Thanksgiving 2014 we anxiously await December and the winter of 2015.


* One of our favorite books in the Closet’s library is Mayflower: A Story of Courage, Community, and War by Nathaniel Philbrick published by Viking Penguin in 2006.  Philbrick tells us in a most readable way about the courage of men and women in a strange land trying to survive among diverse groups of Indians who had suffered terribly from the diseases and strange customs the newcomers from abroad brought among them.  Both the English and the natives were all too human in their dealings with each other and other groups. Machiavellian is the first word that comes to mind.  The dynamic and dangerous interactions of the 17th century between them took place right here around our Massachusetts Bay, once theirs.
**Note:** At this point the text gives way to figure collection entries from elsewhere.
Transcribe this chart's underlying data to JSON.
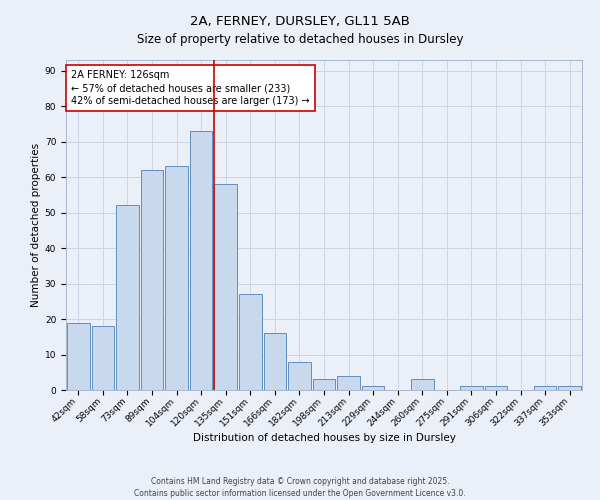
{
  "title1": "2A, FERNEY, DURSLEY, GL11 5AB",
  "title2": "Size of property relative to detached houses in Dursley",
  "xlabel": "Distribution of detached houses by size in Dursley",
  "ylabel": "Number of detached properties",
  "bar_labels": [
    "42sqm",
    "58sqm",
    "73sqm",
    "89sqm",
    "104sqm",
    "120sqm",
    "135sqm",
    "151sqm",
    "166sqm",
    "182sqm",
    "198sqm",
    "213sqm",
    "229sqm",
    "244sqm",
    "260sqm",
    "275sqm",
    "291sqm",
    "306sqm",
    "322sqm",
    "337sqm",
    "353sqm"
  ],
  "bar_values": [
    19,
    18,
    52,
    62,
    63,
    73,
    58,
    27,
    16,
    8,
    3,
    4,
    1,
    0,
    3,
    0,
    1,
    1,
    0,
    1,
    1
  ],
  "bar_color": "#c9d9ed",
  "bar_edgecolor": "#6090c0",
  "bar_linewidth": 0.7,
  "vline_index": 6,
  "vline_color": "#cc0000",
  "annotation_line1": "2A FERNEY: 126sqm",
  "annotation_line2": "← 57% of detached houses are smaller (233)",
  "annotation_line3": "42% of semi-detached houses are larger (173) →",
  "annotation_box_edgecolor": "#cc0000",
  "annotation_box_facecolor": "#ffffff",
  "ylim": [
    0,
    93
  ],
  "yticks": [
    0,
    10,
    20,
    30,
    40,
    50,
    60,
    70,
    80,
    90
  ],
  "grid_color": "#ccd5e5",
  "bg_color": "#eaeff8",
  "footer1": "Contains HM Land Registry data © Crown copyright and database right 2025.",
  "footer2": "Contains public sector information licensed under the Open Government Licence v3.0.",
  "title1_fontsize": 9.5,
  "title2_fontsize": 8.5,
  "axis_label_fontsize": 7.5,
  "tick_fontsize": 6.5,
  "annotation_fontsize": 7,
  "footer_fontsize": 5.5
}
Precipitation Data* for Month of: Aug Sept Oct Nov
30 Year Normal (1981 – 2010) Inches 3.37 3.77 4.40 4.55
 2014 Central Watershed Actual 2.20 2.58 8.09  3.8 as of 11/25**


Ipswich R. Flow Rate (S. Middleton USGS Gage) in Cubic Feet/ Second (CFS):

For Nov. 25, 2014  Normal . . . 52 CFS                       Current Rate  . . . Unavailable

*Danvers Water Filtration Plant, Lake Street, Middleton is the source for actual precipitation data thru Oct. 

**Middleton Stream Team is source of actual precipitation data for Nov..

Normals data is from the National Climatic Data Center.